The author had this to say about his main characters in an interview not long after the release of the book:

Ben Cooper is the local lad, born and raised in the Peak District. He is from a farming background, but his father was a police sergeant, a local hero, whose mantel Ben has inherited, somewhat reluctantly. Everyone knows him, and he understands the minds of the local people. Diane Fry, on the other hand, is an outsider, who has arrived from a big city force. She is ambitious, not really interested in establishing new friendships, but in advancing her career. I suppose there is some gender role reversal, as Ben is the sensitive, intuitive one who cares about the people he comes across in his job, while Diane is much tougher and hard-edged. The relationship between the two of them surprised me a little as it developed.

In Blood on the Tongue, wartime and present day mysteries are woven together within the northern Derbyshire landscape. The “tongue” in the title is Irontongue Hill, the location of past and present tragedies.

A snowplough crew uncover the body of an unidentified man while they are clearing a mountain pass. What link is there between his murder and the crash of a Lancaster bomber during the second world war and the discovery 50 years later of a woman’s  body in sight of the plane’s remaining wreckage?

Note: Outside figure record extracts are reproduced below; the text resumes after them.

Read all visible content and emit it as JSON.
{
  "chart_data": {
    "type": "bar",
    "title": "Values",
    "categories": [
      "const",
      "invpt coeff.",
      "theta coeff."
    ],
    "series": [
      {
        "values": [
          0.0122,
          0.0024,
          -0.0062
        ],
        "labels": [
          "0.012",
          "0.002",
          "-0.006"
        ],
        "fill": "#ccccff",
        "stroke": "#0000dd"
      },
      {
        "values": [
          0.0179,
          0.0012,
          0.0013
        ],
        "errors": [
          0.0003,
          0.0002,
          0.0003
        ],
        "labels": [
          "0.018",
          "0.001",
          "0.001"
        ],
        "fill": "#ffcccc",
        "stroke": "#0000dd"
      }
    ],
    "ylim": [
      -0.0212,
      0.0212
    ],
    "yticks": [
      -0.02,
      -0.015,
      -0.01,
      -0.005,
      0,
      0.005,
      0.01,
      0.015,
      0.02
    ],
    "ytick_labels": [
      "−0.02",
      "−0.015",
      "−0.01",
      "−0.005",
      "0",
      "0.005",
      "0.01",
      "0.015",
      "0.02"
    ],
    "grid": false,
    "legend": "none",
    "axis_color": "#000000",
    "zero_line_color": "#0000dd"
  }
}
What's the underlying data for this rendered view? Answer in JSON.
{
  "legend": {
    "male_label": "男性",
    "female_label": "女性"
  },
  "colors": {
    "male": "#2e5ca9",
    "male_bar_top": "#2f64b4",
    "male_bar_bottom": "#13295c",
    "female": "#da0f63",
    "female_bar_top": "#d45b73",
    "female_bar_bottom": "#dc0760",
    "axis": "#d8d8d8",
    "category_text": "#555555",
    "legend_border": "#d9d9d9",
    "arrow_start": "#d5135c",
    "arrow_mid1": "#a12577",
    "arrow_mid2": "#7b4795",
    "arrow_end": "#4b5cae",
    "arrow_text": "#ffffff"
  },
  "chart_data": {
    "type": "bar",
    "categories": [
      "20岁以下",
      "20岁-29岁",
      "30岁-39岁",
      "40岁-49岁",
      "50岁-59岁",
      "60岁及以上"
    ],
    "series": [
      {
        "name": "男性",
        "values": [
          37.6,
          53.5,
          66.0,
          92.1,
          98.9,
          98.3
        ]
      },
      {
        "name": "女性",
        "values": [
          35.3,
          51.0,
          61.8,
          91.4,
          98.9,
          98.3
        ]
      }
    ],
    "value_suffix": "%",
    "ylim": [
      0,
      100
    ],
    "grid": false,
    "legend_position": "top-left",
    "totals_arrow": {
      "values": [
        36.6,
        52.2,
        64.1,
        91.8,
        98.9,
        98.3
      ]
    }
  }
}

This book has a lot of elements that appeal to me: character relationships are as important as the plot development, the location is vividly portrayed and plays an important part of the story, and a strong mix of history and folklore blend with events of the present day. It is excellent story telling, increasing in complexity as the story develops, until several strands of seemingly unrelated events draw together into a logical and satisfying resolution.

I loved it.

Continuing my recent practice, I’m including this song from Bella Hardy from Edale, Derbyshire; only a few miles from the setting of the book. The images of scenery from that area are by Paul Pearson.

An interview with Stephen Booth, conducted just after the publication of Blood on the Tongue (the quote near the beginning of this post comes from the interview).

2 thoughts on “Blood on the Tongue, Stephen Booth

  1. Very nice music and interesting scenery.

    Poignant quote about the clock, too.

    To me, it’s too surreal to describe that the world goes on like nothing happened after my dad died. I’ve just had my first birthday since that day. I’m thinking I’ll get my sons together for his birthday to remember him. I’ve heard of people getting together on the anniversaries of a death, but I don’t want to do that.

    This particular book sounds like I might like to read it right now. We’ve been having snow, and I’ve been rather lethargic due to a flu. Yet I’d appreciate settling into the cozy, stay-inside weather in a bookwormier way. It could also be helpful to be transported into thinking processes with better values than currently demonstrated in the real world in my country [too many Americans are too embarrassing and hurtful].